The Government of India has announced the formation of 7th Central Pay Commission (CPC) and spelled out its composition, which is no different than what has been the practice in the past. It may be recalled that the Prime Minister had earlier announced that there would be a separate pay commission for the defence services.
In response, the chairman, Chiefs of Staff Committee, reposing good faith in the government, wrote to it saying the services did not want a separate pay commission and instead the government’s CPC must have a member from the defence services.
Perhaps in deciding the composition of this commission, the PM’s approval was not sought. In the previous CPCs, defence forces have been kept out even from the staff assembled for working out the details related to the Commission’s reports.
Pay commissions are headed by an eminent jurist, but defence forces projections, seeking of clarifications and other issues specific to them have never been heard by him in person and these proceedings have been carried out behind closed doors and at the whims of the bureaucrats in the commission.
Armed forces pay cells that field services’ case before the CPCs are seldom informed of the devious methodologies being adopted and do not get to know the final recommendations till the report is made public, thus giving no time to contest the anomalies at their very inception.
Neglecting defence forces
Of the central services, defence personnel form the largest group and among the officer cadres, they outnumber all others, and yet the government has been deliberately excluding them from being part of the Central Pay Commissions. Pay commissions have been dealing an unfair hand to the defence services, creating serious anomalies leading to palpable discontent and large-scale litigation.
The 6th Central Pay Commission alone has over two dozen anomalies awaiting their resolution. Finally, anomalies do not get resolved because of the negative attitude of the ministry of defence and those in the pay commission are often shifted to the ministry of finance where they continue to pursue the same policies and stall resolution of anomalies and distortions introduced earlier.
Take the case of grant of non-functional up-gradation (NFU) which entitles all those in the All India Services and Organised Group A Services (nearly 50 in number), without performing duties relevant to that appointment, to draw pay and allowances of such appointments and the whole lot of them end up drawing pay and pension of HAG and HAG+ grade, whereas less than 1% in the defence services attain that grade of pay.
This provision has been denied to the defence services officers on the absurd plea that theirs is not Group A Central Service but military service, though in theory CPCs and almost all of them have ruled that there should be pay parity between the officers of armed forces and the Group A services in general and the Indian Police in particular.
In response to defence services’ strong protest on being excluded from the grant of the NFU provision, the government has stated that this anomaly will be placed before the 7th CPC for its resolution, when defence services would have already lost 10 years of benefits from this provision. In another case, consequent to the 5th CPC dispensation, major-generals ended up with lesser pension than brigadiers, and this issue, 18 years later, is yet to be satisfactorily resolved.
The point simply is that starting from 3rd to 6th CPC, the defence services have been disadvantaged in every possible way. Every pay commission has been elevating civil services in pay and status vis-à-vis defence services. Leave alone hard and risk-filled life, even early retirement of military personnel is not compensated. The government had continued to deny compensation for early retirement in the form of One Rank One Pension.
But now with elections around the corner, Rahul Gandhi has finally come to the rescue of veterans. Pay commissions have come to be an instrument of the bureaucracy and for the bureaucracy. The political class remains none the wiser. While the age of retirement of civil servants was increased to 60, the age to be a senior citizen was brought down from 65 to 60. Even the dim-witted can discern the self-interest in this machination.

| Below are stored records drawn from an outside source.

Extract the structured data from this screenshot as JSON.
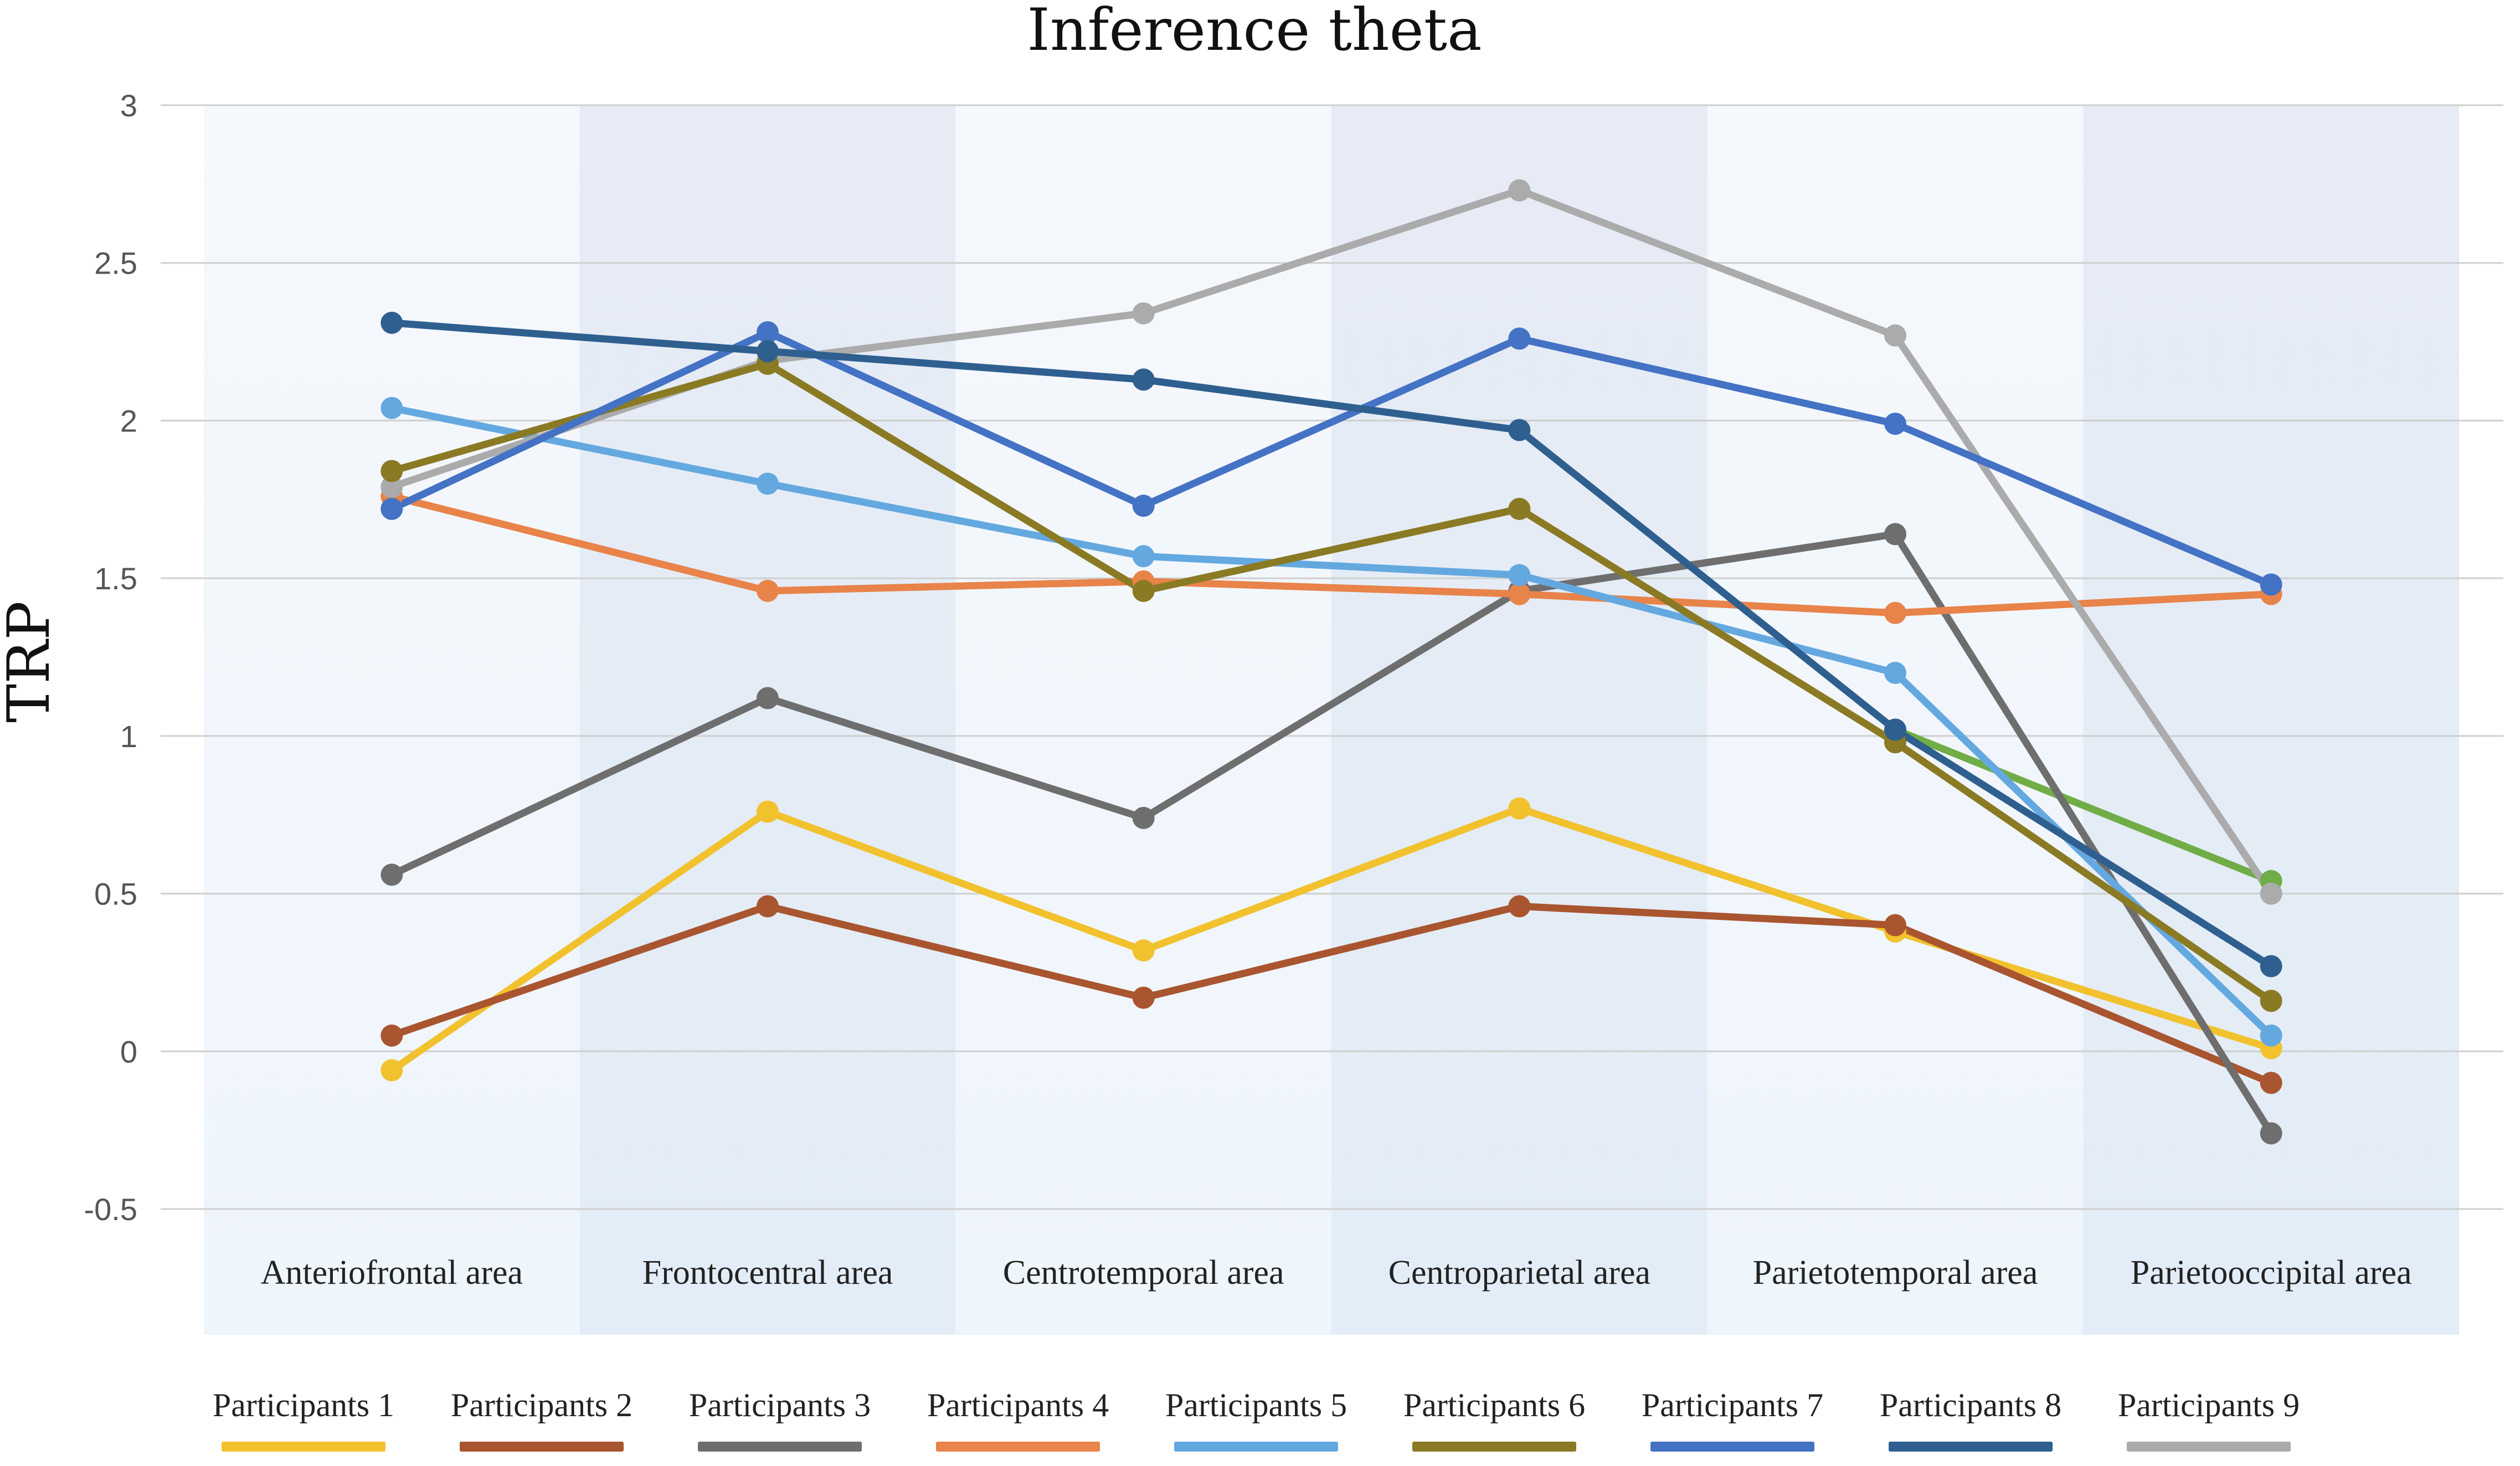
{
  "chart_data": {
    "type": "line",
    "title": "Inference theta",
    "xlabel": "",
    "ylabel": "TRP",
    "ylim": [
      -0.5,
      3
    ],
    "yticks": [
      -0.5,
      0,
      0.5,
      1,
      1.5,
      2,
      2.5,
      3
    ],
    "grid": true,
    "legend_position": "bottom",
    "categories": [
      "Anteriofrontal area",
      "Frontocentral area",
      "Centrotemporal area",
      "Centroparietal area",
      "Parietotemporal area",
      "Parietooccipital area"
    ],
    "series": [
      {
        "name": "Participants 1",
        "color": "#F2C12E",
        "values": [
          -0.06,
          0.76,
          0.32,
          0.77,
          0.38,
          0.01
        ]
      },
      {
        "name": "Participants 2",
        "color": "#A9552F",
        "values": [
          0.05,
          0.46,
          0.17,
          0.46,
          0.4,
          -0.1
        ]
      },
      {
        "name": "Participants 3",
        "color": "#6E6E6E",
        "values": [
          0.56,
          1.12,
          0.74,
          1.46,
          1.64,
          -0.26
        ]
      },
      {
        "name": "Participants 4",
        "color": "#E8834A",
        "values": [
          1.76,
          1.46,
          1.49,
          1.45,
          1.39,
          1.45
        ]
      },
      {
        "name": "Participants 5",
        "color": "#64A8E0",
        "values": [
          2.04,
          1.8,
          1.57,
          1.51,
          1.2,
          0.05
        ]
      },
      {
        "name": "Participants 6",
        "color": "#8A7A24",
        "values": [
          1.84,
          2.18,
          1.46,
          1.72,
          0.98,
          0.16
        ]
      },
      {
        "name": "Participants 7",
        "color": "#4472C4",
        "values": [
          1.72,
          2.28,
          1.73,
          2.26,
          1.99,
          1.48
        ]
      },
      {
        "name": "Participants 8",
        "color": "#2F5F8F",
        "values": [
          2.31,
          2.22,
          2.13,
          1.97,
          1.02,
          0.27
        ]
      },
      {
        "name": "Participants 9",
        "color": "#ABABAB",
        "values": [
          1.79,
          2.19,
          2.34,
          2.73,
          2.27,
          0.5
        ]
      },
      {
        "name": "",
        "color": "#70AD47",
        "values": [
          null,
          null,
          null,
          null,
          1.02,
          0.54
        ]
      }
    ]
  }
}
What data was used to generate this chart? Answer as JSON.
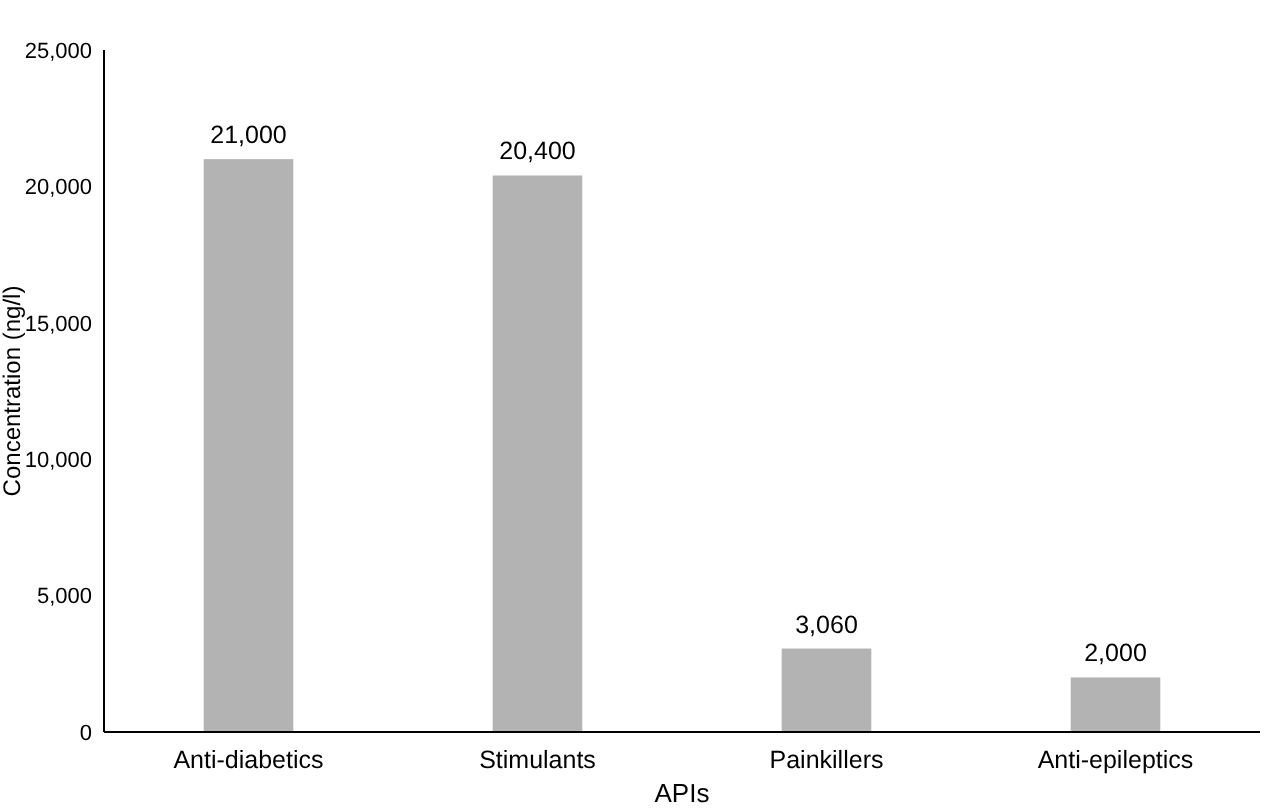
{
  "chart_data": {
    "type": "bar",
    "categories": [
      "Anti-diabetics",
      "Stimulants",
      "Painkillers",
      "Anti-epileptics"
    ],
    "values": [
      21000,
      20400,
      3060,
      2000
    ],
    "value_labels": [
      "21,000",
      "20,400",
      "3,060",
      "2,000"
    ],
    "color": "#b3b3b3",
    "xlabel": "APIs",
    "ylabel": "Concentration (ng/l)",
    "ylim": [
      0,
      25000
    ],
    "yticks": [
      {
        "value": 0,
        "label": "0"
      },
      {
        "value": 5000,
        "label": "5,000"
      },
      {
        "value": 10000,
        "label": "10,000"
      },
      {
        "value": 15000,
        "label": "15,000"
      },
      {
        "value": 20000,
        "label": "20,000"
      },
      {
        "value": 25000,
        "label": "25,000"
      }
    ],
    "grid": false
  }
}
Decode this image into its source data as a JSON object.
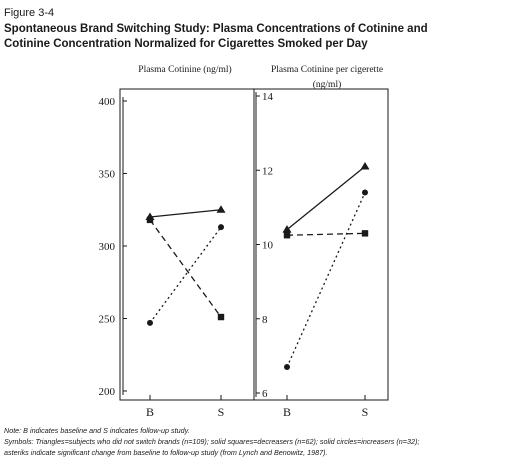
{
  "figure": {
    "label": "Figure 3-4",
    "title_line1": "Spontaneous Brand Switching Study: Plasma Concentrations of Cotinine and",
    "title_line2": "Cotinine Concentration Normalized for Cigarettes Smoked per Day"
  },
  "notes": {
    "line1": "Note: B indicates baseline and S indicates follow-up study.",
    "line2": "Symbols: Triangles=subjects who did not switch brands (n=109); solid squares=decreasers (n=62); solid circles=increasers (n=32);",
    "line3": "asteriks indicate significant change from baseline to follow-up study (from Lynch and Benowitz, 1987)."
  },
  "chart_data": [
    {
      "type": "line",
      "title": "Plasma Cotinine (ng/ml)",
      "categories": [
        "B",
        "S"
      ],
      "ylim": [
        195,
        405
      ],
      "yticks": [
        200,
        250,
        300,
        350,
        400
      ],
      "grid": false,
      "series": [
        {
          "name": "Triangles",
          "marker": "triangle",
          "line": "solid",
          "values": [
            320,
            325
          ]
        },
        {
          "name": "Solid squares",
          "marker": "square",
          "line": "dashed",
          "values": [
            318,
            251
          ]
        },
        {
          "name": "Solid circles",
          "marker": "circle",
          "line": "dotted",
          "values": [
            247,
            313
          ]
        }
      ]
    },
    {
      "type": "line",
      "title_line1": "Plasma Cotinine per cigerette",
      "title_line2": "(ng/ml)",
      "categories": [
        "B",
        "S"
      ],
      "ylim": [
        5.9,
        14.1
      ],
      "yticks": [
        6,
        8,
        10,
        12,
        14
      ],
      "grid": false,
      "series": [
        {
          "name": "Triangles",
          "marker": "triangle",
          "line": "solid",
          "values": [
            10.4,
            12.1
          ]
        },
        {
          "name": "Solid squares",
          "marker": "square",
          "line": "dashed",
          "values": [
            10.25,
            10.3
          ]
        },
        {
          "name": "Solid circles",
          "marker": "circle",
          "line": "dotted",
          "values": [
            6.7,
            11.4
          ]
        }
      ]
    }
  ]
}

Bureaucracy is now bent on increasing its age of retirement to 62.
Unfortunately, the defence services chiefs have never stood up for the interest of troops and their officers, else the government, nay bureaucracy, could not have so systematically and in such a sustained manner, downgraded the military. A stage has been reached when suitable candidates are not coming forward to join the defence services.
The disturbing incidents of trouble in a number of military units are sure indication that sub-standard material is finding its way into the military’s officer cadre.
Finally, nations that do not send their better material into the officer cadre will find its troops badly led during war.
The writer, formerly chief of the army staff, is a commentator on security and defence issues. Views expressed are personal.